As far as a user is concerned, the underlying representation of text is not important, but it is important that an editing interface present a uniform implementation of what the user thinks of as characters. Grapheme clusters can be treated as units, by default, for processes such as the formatting of drop caps, as well as the implementation of text selection, arrow key movement or backspacing through text, and so forth. For example, when a grapheme cluster is represented internally by a character sequence consisting of base character + accents, then using the right arrow key would skip from the start of the base character to the end of the last accent.

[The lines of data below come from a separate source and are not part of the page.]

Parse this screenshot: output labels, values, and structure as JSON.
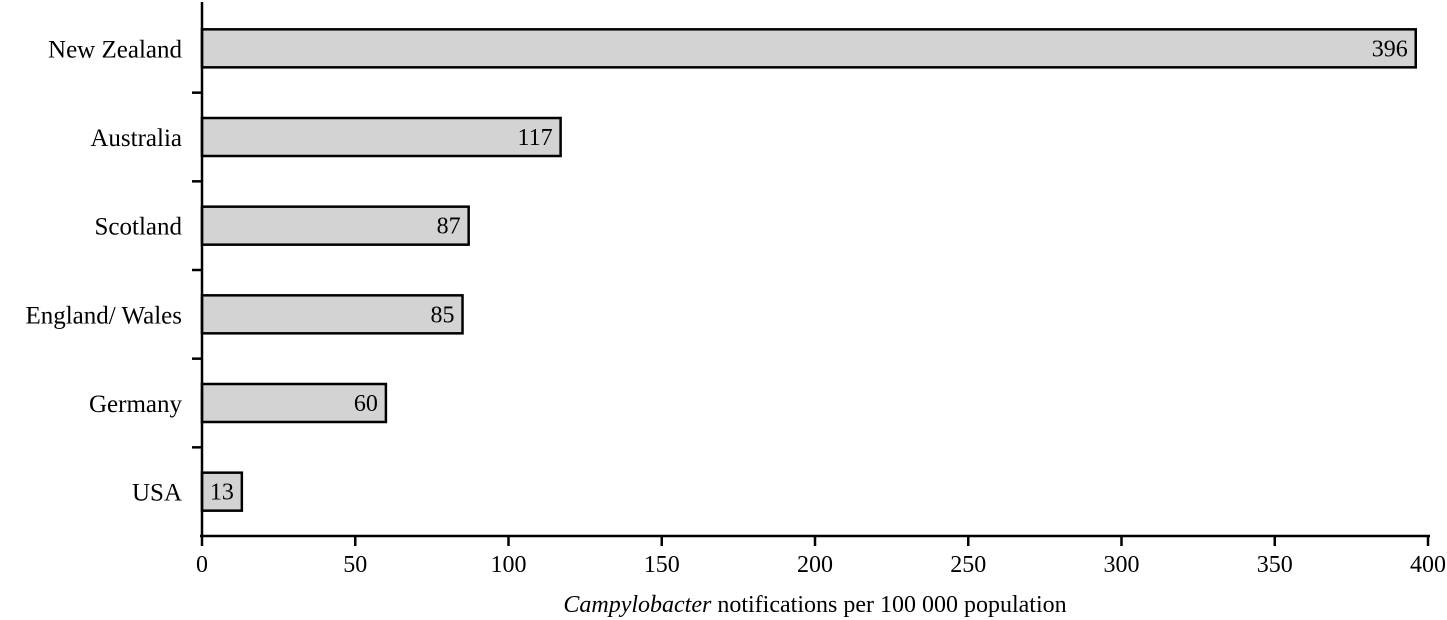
{
  "chart_data": {
    "type": "bar",
    "orientation": "horizontal",
    "categories": [
      "New Zealand",
      "Australia",
      "Scotland",
      "England/ Wales",
      "Germany",
      "USA"
    ],
    "values": [
      396,
      117,
      87,
      85,
      60,
      13
    ],
    "value_labels": [
      "396",
      "117",
      "87",
      "85",
      "60",
      "13"
    ],
    "xlabel": {
      "italic": "Campylobacter",
      "rest": " notifications per 100 000 population"
    },
    "ylabel": "",
    "xlim": [
      0,
      400
    ],
    "xticks": [
      0,
      50,
      100,
      150,
      200,
      250,
      300,
      350,
      400
    ],
    "xtick_labels": [
      "0",
      "50",
      "100",
      "150",
      "200",
      "250",
      "300",
      "350",
      "400"
    ],
    "grid": false,
    "legend": "none",
    "colors": {
      "bar_fill": "#d3d3d3",
      "bar_stroke": "#000000",
      "axis": "#000000"
    }
  }
}
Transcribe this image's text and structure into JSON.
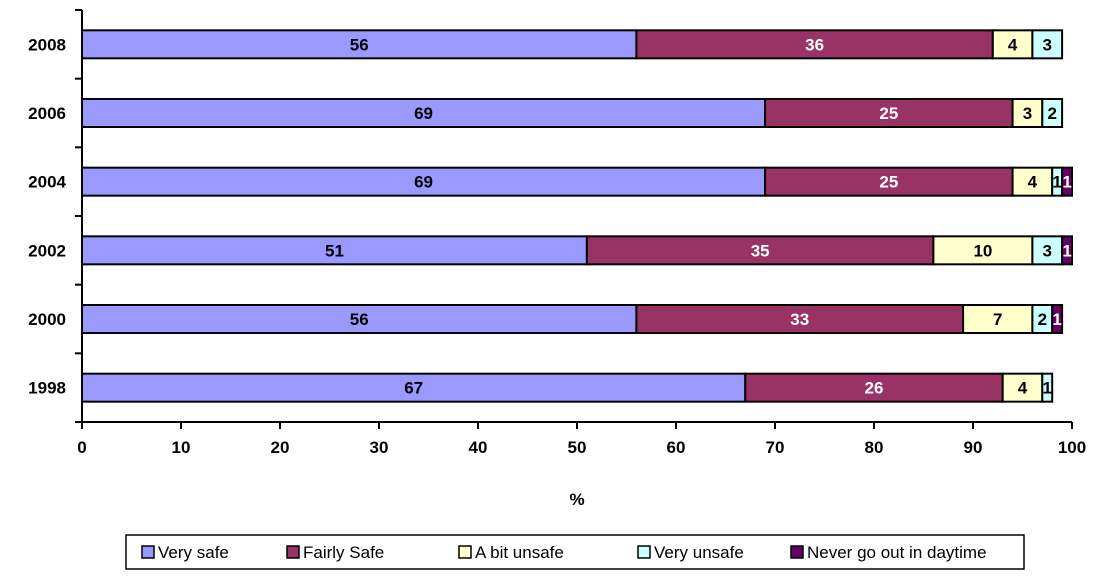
{
  "chart_data": {
    "type": "bar",
    "orientation": "horizontal",
    "stacked": true,
    "title": "",
    "xlabel": "%",
    "ylabel": "",
    "xlim": [
      0,
      100
    ],
    "xticks": [
      "0",
      "10",
      "20",
      "30",
      "40",
      "50",
      "60",
      "70",
      "80",
      "90",
      "100"
    ],
    "categories": [
      "2008",
      "2006",
      "2004",
      "2002",
      "2000",
      "1998"
    ],
    "series": [
      {
        "name": "Very safe",
        "color": "#9999FF",
        "label_color": "#000000",
        "values": [
          56,
          69,
          69,
          51,
          56,
          67
        ]
      },
      {
        "name": "Fairly Safe",
        "color": "#993366",
        "label_color": "#FFFFFF",
        "values": [
          36,
          25,
          25,
          35,
          33,
          26
        ]
      },
      {
        "name": "A bit unsafe",
        "color": "#FFFFCC",
        "label_color": "#000000",
        "values": [
          4,
          3,
          4,
          10,
          7,
          4
        ]
      },
      {
        "name": "Very unsafe",
        "color": "#CCFFFF",
        "label_color": "#000000",
        "values": [
          3,
          2,
          1,
          3,
          2,
          1
        ]
      },
      {
        "name": "Never go out in daytime",
        "color": "#660066",
        "label_color": "#FFFFFF",
        "values": [
          0,
          0,
          1,
          1,
          1,
          0
        ]
      }
    ],
    "grid": false,
    "legend_position": "bottom"
  }
}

Unicode Text Segmentation - Grapheme Cluster Boundaries

Unfortunately in many cases that's not possible due to a lack of a proper Unicode library, so in that case one can iterate the code points instead, but they need to be careful to avoid matching or cutting the strings in the middle of a grapheme, breaking the user-perceived character

In fact many modern languages prevent you from iterating bytes in a string by having a type typically called "rune" instead, which is actually UTF-32 under the hood, and avoid the classic char completely or just have that as a legacy type. For example in Go we have rune and in C# there's System.Text.Rune. In rust the strings are stored in UTF-8 but iterations are done in char (which represents a Unicode scalar value instead of byte):

for b in "नमस्ते".bytes() {
    println!("{}", b);
}

Loops in python3 are done in a similar way:

>>> s = "abc\u20ac\U00010302\U0010fffd"
>>> len(s)
6
>>> for c in s:
...     print('U+{:04X}'.format(ord(c)))
...     
U+0061
U+0062
U+0063
U+20AC
U+10302
U+10FFFD

As can be seen, you never loop through each byte in them. String iterations are done on runes instead, so the underlying string encoding is completely irrelevant. An implementation can use UTF-8, UTF-16, UTF-32 or any Unicode encodings and the user still don't know anything about that because they only interact with runes.